162. Find Peak Element

Quick Identifier

• Topic: binary-search
• Pattern: Binary Search (Slope / neighbor compare)
• Difficulty: Medium
• Companies: Google, Amazon, Meta, Apple, Bloomberg
• Frequency: High
• LeetCode: 162

Quick Sights

• Time Complexity: O(log n) from the optimal approach.
• Space Complexity: O(1) from the optimal approach.
• Core Mechanism: Given an array where nums[-1] and nums[n] are treated as negative infinity, return any index that is a strict local peak (nums[index] > neighbors). Guarantee a peak exists.

Concept Explanation

Given an array where nums[-1] and nums[n] are treated as negative infinity, return any index that is a strict local peak (nums[index] > neighbors).
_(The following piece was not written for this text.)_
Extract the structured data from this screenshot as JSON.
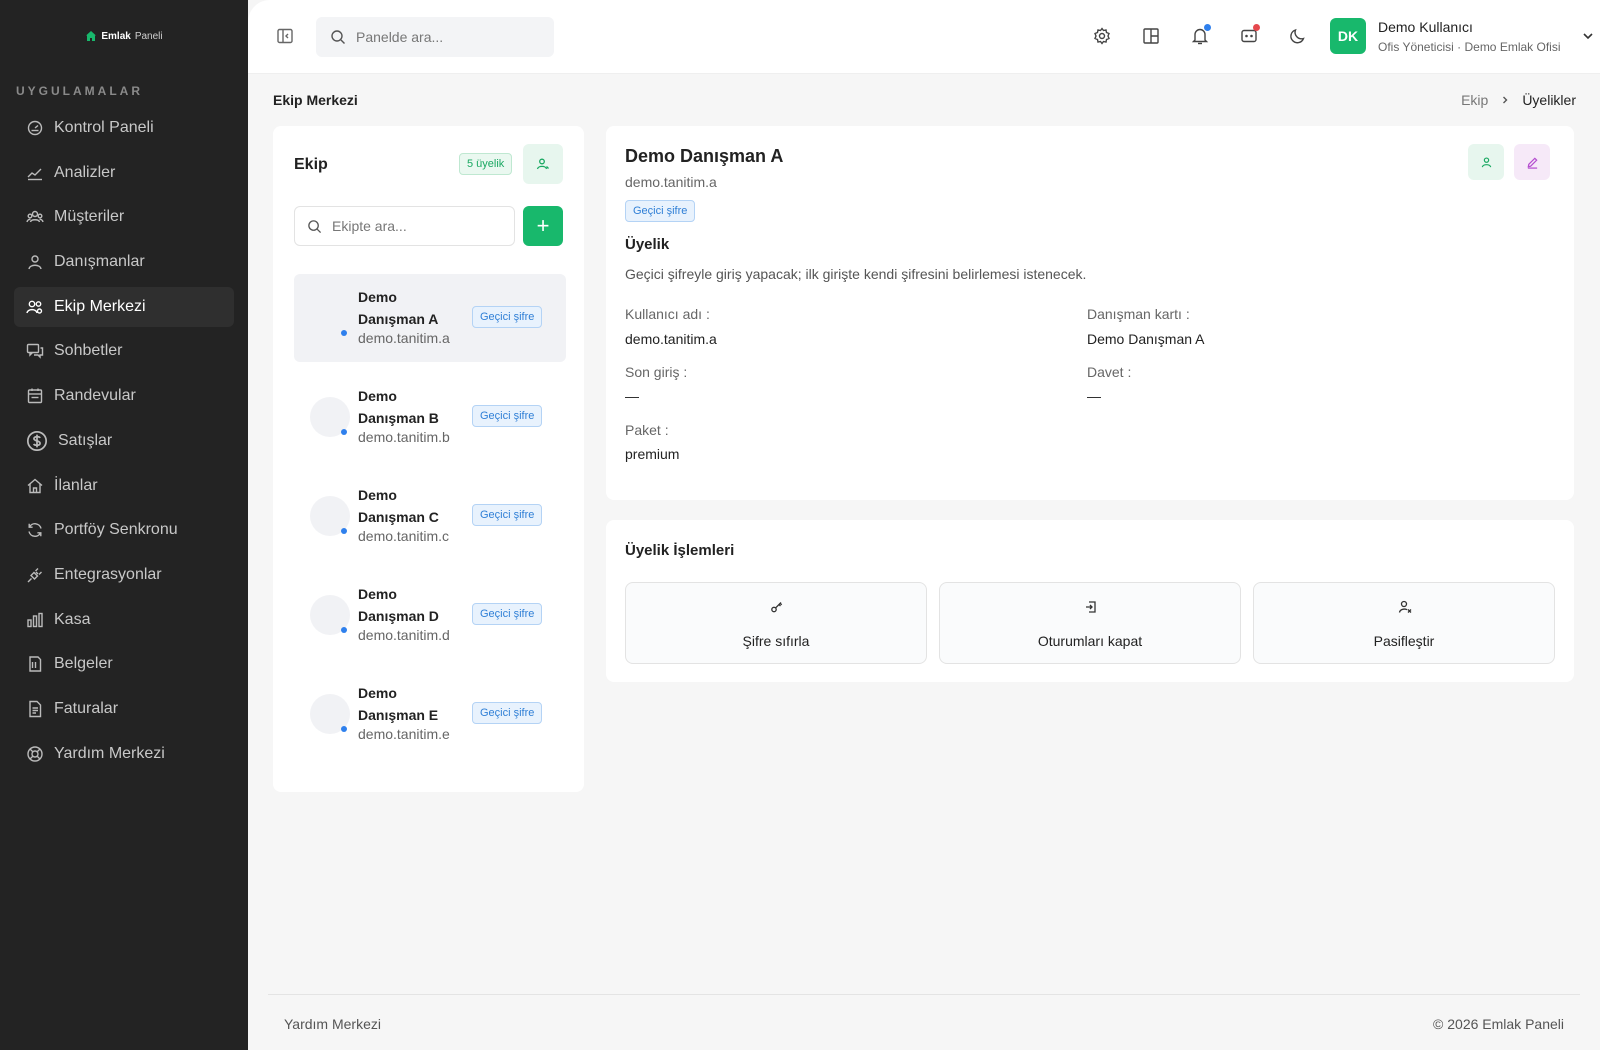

Guarantee a peak exists.

The key is to state the invariant before coding: what part of the input is already settled, what state is still unresolved, and what single operation makes progress without losing correctness.

Recognition cues:

• “Peak” with boundaries at negative infinity
• O(log n) expected
• Compare mid to mid+1 to see uphill vs downhill

Study Pattern (SDE3+)

• 0-3 min: restate I/O and brittle edges aloud, then verbalize two approaches with time/space before you touch the keyboard.
• Implementation pass: one-line invariant above the tight loop; state what progress you make each iteration.
• 5 min extension: pick one constraint twist (immutable input, stream, bounded memory, parallel readers) and explain what in your solution breaks without a refactor.

Diagram

This diagram shows the algorithm movement for this problem family.

Approaches

• Brute force — O(n) — scan for nums[index] > nums[index+1] and nums[index] > nums[index-1].
• Better — not needed.
• Optimal — O(log n) time / O(1) space — if nums[mid] < nums[mid+1], a peak exists to the right; else to the left (inclusive mid).

Optimal Solution

Go

func findPeakElement(nums []int) int {
	left, right := 0, len(nums)-1
	for left < right {
		mid := left + (right-left)/2
		if nums[mid] < nums[mid+1] {
			left = mid + 1
		} else {
			right = mid
		}
	}
	return left
}

JavaScript

function findPeakElement(nums) {
	let left = 0;
	let right = nums.length - 1;
	while (left < right) {
		const mid = left + Math.floor((right - left) / 2);
		if (nums[mid] < nums[mid + 1]) {
			left = mid + 1;
		} else {
			right = mid;
		}
	}
	return left;
}

Walkthrough

nums = [1,2,3,1]

Return index 2. Invariant: a peak always remains in [left, right].

Edge Cases

• Single element — peak index 0.
• Strictly increasing — peak at last index.
• Strictly decreasing — peak at index 0.

Pitfalls

• Off-by-one comparing mid to mid-1 only — need consistent uphill rule with mid+1.
• Assuming unique peak — any peak is acceptable.

Similar Problems

• 153. Find Minimum in Rotated Sorted Array — also compares halves via endpoints.
• 704. Binary Search — baseline shrinking interval.
• 875. Koko Eating Bananas — binary search driven by a local monotone signal.

Variants

• 2D peak — compare to four neighbors; move toward larger neighbor.
• Bitonic array peak — known structure; similar slope logic.

Mind-Map Tags

#binary-search #peak #slope #neighbor-compare